PORTLAND – About a year ago, Rob Parritt began keeping a three-ring binder in his office at the Oxford Street Shelter to hold the growing stack of doctors’ notes asking the homeless shelter to provide special accommodations for clients with medical issues.
The binder covers now strain to contain the 3 inches of papers that have accumulated over the year.
As Portland’s homeless population continues to balloon – the average number of people on the streets each night jumped by more than 50, to 411, just from May to June – no segment of that population has grown more visibly than those with significant medical needs and physical disabilities.
Parritt’s notes are not always specific; some simply state that the patients should not sleep directly on the floor. Some of the disabled clients have injuries to their feet, to backs, to hips, to heads. Some of those injuries are old, some were incurred on the job.
Some have doctors notes for physical disabilities and undiagnosed illnesses. Kenneth Tilley, a well-dressed man in middle age who said he counseled substance abusers before a back injury forced him to walk with a cane and unable to work, also has a mass in his chest. It would require surgery to diagnose and has gone untreated.
Another man who gave his name as Lawrence, a former clam digger with a lingering, painful foot injury, has a bulge at the base of his neck. It, too, has gone undiagnosed and untreated.
Other chronic and terminal illnesses – HIV, hepatitis, cancer, respiratory diseases, Alzheimer’s – are increasingly represented, said Parritt, who is Oxford Street’s assistant director, and others in the field. There are amputees, homeless people with wheelchairs or oxygen tanks or both, stroke victims.
"Anything that you would associate with a nursing home," Parritt said, but in a population younger by a decade or more.
Most of the people who require beds are in their 50s and 60s, he said, and part of the reason for the drastic increase in their numbers lies in the premature aging of chronically homeless baby boomers.

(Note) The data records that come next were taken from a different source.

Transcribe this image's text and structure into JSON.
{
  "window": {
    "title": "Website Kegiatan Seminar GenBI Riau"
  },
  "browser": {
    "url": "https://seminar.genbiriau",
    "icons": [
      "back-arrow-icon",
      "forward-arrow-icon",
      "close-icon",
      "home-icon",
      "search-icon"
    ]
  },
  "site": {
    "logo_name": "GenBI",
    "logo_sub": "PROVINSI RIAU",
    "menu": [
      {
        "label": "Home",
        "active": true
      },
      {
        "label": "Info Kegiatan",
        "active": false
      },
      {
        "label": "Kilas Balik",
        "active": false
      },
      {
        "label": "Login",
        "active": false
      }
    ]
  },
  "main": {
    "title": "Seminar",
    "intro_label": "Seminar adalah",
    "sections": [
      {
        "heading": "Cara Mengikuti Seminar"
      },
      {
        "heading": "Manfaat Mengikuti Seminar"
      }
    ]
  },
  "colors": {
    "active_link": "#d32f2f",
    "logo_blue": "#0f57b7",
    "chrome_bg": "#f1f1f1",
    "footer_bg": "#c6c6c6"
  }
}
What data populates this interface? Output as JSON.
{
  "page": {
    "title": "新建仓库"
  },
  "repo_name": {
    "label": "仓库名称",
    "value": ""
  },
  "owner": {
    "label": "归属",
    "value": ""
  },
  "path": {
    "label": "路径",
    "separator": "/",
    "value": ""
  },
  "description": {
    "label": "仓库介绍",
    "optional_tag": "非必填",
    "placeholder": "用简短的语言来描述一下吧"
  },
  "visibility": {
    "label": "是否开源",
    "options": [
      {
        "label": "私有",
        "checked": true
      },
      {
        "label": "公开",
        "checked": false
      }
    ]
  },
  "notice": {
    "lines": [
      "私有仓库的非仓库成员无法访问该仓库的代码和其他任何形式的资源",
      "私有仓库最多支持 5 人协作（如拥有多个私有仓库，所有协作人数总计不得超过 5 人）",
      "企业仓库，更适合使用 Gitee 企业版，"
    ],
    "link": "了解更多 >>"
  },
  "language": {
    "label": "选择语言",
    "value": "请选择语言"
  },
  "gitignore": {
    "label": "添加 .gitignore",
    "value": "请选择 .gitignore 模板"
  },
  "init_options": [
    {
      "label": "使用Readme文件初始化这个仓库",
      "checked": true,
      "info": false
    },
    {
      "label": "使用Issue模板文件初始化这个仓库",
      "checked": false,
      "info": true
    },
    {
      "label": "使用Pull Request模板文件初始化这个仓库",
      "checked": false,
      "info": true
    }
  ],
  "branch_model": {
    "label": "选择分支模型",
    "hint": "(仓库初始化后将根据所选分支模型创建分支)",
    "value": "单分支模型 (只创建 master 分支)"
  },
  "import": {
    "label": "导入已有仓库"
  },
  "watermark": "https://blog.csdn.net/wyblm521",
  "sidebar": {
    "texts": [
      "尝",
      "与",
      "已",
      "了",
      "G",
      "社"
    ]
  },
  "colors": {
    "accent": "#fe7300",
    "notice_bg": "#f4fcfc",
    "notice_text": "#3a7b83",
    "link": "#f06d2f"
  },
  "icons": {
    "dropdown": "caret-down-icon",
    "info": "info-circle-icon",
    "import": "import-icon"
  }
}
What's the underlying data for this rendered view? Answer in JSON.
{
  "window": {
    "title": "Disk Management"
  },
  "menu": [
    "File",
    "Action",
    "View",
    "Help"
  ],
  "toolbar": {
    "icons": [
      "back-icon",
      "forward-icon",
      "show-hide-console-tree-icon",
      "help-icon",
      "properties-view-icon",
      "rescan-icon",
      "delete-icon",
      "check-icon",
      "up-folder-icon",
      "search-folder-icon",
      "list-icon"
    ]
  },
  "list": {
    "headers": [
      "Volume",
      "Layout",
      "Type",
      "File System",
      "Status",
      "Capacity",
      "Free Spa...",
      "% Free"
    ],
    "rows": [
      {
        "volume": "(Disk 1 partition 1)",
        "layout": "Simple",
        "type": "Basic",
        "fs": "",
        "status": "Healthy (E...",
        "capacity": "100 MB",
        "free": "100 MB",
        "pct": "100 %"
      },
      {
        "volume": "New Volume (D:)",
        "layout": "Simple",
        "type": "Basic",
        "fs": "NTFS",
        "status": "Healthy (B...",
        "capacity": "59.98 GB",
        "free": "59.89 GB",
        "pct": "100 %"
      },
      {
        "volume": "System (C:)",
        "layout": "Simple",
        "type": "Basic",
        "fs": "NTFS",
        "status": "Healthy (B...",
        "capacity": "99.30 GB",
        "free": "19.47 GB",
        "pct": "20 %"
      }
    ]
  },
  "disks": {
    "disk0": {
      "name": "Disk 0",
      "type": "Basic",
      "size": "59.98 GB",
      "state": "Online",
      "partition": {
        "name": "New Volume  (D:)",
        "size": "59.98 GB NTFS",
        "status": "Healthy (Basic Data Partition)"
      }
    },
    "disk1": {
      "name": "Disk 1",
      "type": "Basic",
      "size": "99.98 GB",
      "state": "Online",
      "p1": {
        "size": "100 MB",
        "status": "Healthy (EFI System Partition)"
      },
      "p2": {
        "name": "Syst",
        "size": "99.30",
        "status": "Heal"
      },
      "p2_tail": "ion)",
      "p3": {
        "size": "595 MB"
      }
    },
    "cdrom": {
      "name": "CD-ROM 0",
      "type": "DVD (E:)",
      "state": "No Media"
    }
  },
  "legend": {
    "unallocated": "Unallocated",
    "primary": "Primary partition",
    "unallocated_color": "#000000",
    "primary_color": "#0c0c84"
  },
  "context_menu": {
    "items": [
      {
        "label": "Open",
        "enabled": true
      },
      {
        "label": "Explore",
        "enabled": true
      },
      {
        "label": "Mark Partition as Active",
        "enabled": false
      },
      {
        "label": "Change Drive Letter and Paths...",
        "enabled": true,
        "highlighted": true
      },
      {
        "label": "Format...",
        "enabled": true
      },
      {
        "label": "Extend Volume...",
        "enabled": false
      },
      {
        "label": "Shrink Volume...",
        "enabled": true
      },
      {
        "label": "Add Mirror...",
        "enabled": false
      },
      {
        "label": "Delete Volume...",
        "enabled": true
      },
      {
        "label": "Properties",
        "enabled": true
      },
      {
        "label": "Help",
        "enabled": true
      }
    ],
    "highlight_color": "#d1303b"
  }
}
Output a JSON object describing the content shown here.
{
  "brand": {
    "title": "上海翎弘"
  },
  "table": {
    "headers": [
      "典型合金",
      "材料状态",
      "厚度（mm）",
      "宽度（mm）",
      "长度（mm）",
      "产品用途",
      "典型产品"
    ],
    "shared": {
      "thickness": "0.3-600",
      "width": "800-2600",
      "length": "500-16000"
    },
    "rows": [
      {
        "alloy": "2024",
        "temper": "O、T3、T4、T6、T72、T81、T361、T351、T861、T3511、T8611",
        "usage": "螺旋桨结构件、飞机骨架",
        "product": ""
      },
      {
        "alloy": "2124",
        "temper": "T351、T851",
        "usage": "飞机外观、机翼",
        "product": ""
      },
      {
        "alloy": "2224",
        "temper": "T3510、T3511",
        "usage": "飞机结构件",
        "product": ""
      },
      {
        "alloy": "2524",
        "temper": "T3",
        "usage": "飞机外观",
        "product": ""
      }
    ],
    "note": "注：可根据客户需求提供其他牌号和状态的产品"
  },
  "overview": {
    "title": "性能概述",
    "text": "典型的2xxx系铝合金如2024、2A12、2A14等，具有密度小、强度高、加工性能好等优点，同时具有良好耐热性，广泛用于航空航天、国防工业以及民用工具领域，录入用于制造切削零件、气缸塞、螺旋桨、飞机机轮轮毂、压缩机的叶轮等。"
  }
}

Some have lived on the streets for years or decades, and the harsh but unsurprising reality of homelessness is that it decreases life expectancy significantly. The few from the older generation who have been on the streets for long periods since the first wave of the homeless epidemic in the 1970s and ’80s are now reaching their twilight years. Others have been in nursing homes, but can no longer afford it.
They keep arriving at the shelter.
"We got three more requests today," Parritt said Friday evening as the shelter’s clients lined up to check in. "You want to accommodate everybody, but we’re out of space."
The care provided by the shelters is limited, almost exclusively, to providing those in need with a bed off the floor. Staffers are not medical professionals, O’Brien said, and they can’t fill the role of a nurse.
Fire codes dictate that the cots must have more space than floor mats, so as more are needed, fewer people can sleep in the shelter.
The shelter opens its doors to the infirm an hour early so that the sick and disabled can avoid the chaos as more than 200 others check in to stay at Oxford Street or the overflow shelter down the street at the Preble Street Resource Center.
In the city’s homeless shelters, able-bodied men and women sleep on green plastic mats, about 6 inches thick, laid on the floor. The Oxford Street shelter once set up five army barracks-style cots each night in an small first-floor laundry room for homeless men whose medical issues prevented them from sleeping on the floor.
Now that room is reserved for men who can’t climb stairs; another 35 beds are kept in two rooms on the second floor for men with doctor’s notes who can climb the steps. Ten more beds are reserved for women with medical needs.
Many of the homeless men and women who need medical accommodations volunteer to give up their beds once they have healed, or give them to those with more pressing conditions, Oxford Street Director Josh O’Brien said.
But healing can take a long time. "Full-time bed rest isn’t an option," O’Brien said. Health conditions that a person with stable housing could recover from are sometimes too much for shelter residents.
The average length of homelessness is higher for people with significant physical disabilities, and it is more difficult to find housing for them, O’Brien said. "If there’s special needs here, that means there’s special needs in whatever housing they achieve."
"The result … is that caseworkers’ time is pulled away from other people" who could perhaps move through the system faster, said Mark Swann, director of Preble Street, where the daytime resource center has become "really more like a MASH unit than anything else."
"Try to find housing for a double amputee with mental illness and a colostomy bag," Swann said.
While some resources are available, including the city’s Health Care for the Homeless clinic, the homeless shelters find themselves overwhelmed by the growth of expanding requests for medical accommodation. Hospitals and other treatment facilities are often reluctant to keep homeless patients for long, and other options are uncertain.
"We feel overwhelmed right now, and if we’re at the tip of this spear," O’Brien said, "… we need to do some significant work to prepare for what to come."